Labor innovation spokesperson Ed Husic has indicated a Labor government would get an equity crowd funding regime up and running within 100 days of being elected.
Long mulled over by both Labor and Coalition goverments, a Coalition bill to enable equity crowd funding had passed the House of Representatives but stalled in the Senate before parliament was dissolved by Prime Minister Malcolm Turnbull triggering a double dissolution election.
The bill would have allowed publicly unlisted companies with annual turnover and gross assets of less than $5 million to raise up to $5 million per year from individuals in return for equity in the company. The maximum investment per individual was to have been $10,000 a year.
Mr Husic, who was speaking after a policy debate with Angus Taylor, the Coalition’s Assistant Minister for Cities and Digital Transformation, said that access to equity crowd funding should be less onerous than in the Coalition’s stalled bill.
“I don’t think we should force companies to go public early on, it’s hard to wind a public company back into private.” Mr Husic said.

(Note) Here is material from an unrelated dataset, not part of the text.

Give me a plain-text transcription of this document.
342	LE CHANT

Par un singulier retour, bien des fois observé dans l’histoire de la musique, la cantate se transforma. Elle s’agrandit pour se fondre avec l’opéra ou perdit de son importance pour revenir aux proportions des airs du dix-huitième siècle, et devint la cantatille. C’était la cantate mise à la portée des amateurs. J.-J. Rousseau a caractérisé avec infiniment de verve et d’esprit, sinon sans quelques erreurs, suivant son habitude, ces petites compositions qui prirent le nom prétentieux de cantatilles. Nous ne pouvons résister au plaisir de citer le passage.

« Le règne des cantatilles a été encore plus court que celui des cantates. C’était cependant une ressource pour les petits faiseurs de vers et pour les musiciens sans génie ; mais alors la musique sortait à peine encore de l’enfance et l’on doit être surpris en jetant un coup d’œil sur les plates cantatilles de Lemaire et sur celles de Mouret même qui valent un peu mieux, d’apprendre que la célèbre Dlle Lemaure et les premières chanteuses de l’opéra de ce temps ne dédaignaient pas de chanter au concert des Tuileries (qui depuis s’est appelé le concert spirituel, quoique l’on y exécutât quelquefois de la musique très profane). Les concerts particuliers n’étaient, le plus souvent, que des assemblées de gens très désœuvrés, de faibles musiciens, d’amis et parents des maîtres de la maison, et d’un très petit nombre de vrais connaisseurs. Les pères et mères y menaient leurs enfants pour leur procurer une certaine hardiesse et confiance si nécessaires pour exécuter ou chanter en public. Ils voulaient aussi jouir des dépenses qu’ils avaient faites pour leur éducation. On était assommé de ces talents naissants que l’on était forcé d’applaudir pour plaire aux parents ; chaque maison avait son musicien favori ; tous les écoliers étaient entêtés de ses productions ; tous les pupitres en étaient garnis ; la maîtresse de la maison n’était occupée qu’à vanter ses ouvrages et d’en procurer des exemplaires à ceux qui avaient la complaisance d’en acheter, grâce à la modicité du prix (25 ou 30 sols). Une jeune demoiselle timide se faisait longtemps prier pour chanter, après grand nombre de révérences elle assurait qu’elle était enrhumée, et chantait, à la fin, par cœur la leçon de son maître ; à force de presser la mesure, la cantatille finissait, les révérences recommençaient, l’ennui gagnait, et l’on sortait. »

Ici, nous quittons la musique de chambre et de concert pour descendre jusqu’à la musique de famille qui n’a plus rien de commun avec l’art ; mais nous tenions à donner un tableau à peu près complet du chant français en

“There’s a very arcane debate that we have to have these protections in place which I don’t think are genuine protections. We need to have the reporting requirements of people going for an equity crowd funding platform aligned to the expectations we would have for them going for a VC funding round,” he said.
As for how long it would take to get the legislation up, Mr Husic said: “It is an absolute no-brainer we could easily get this done in the first one hundred days.”
During the Innovationaus.com Innovation Policy Debate 2016 Mr Taylor said that when previously in government, Labor had plenty of opportunities to enable equity based crowd funding but had failed to do so.
Bu he also acknowledged his side of politics needed to widen crowd funding beyond just public unlisted companies, which require fairly costly and stringent procedures to set up.
“We have made a start and we know we have to go further. We know we have to get to private companies, that’s next. The work is ongoing but we are absolutely committed,” Mr Taylor said.
Australian Venture Capital Association CEO Yasser El-Ansary said the whoever was in government after the election needed to speed up the legislative process.
“There’s not a great deal to do here, we need to get on with it. There’s a range of other policy initiatives that need to be progressed as well,” he said.
Australian Information Industry Association (AIIA) CEO Rob Fitzpatrick said the major parties should debate innovation policy more often.
“We should spar more, and we could spar a whole lot more. There are whole lot more questions we could debate,” he said.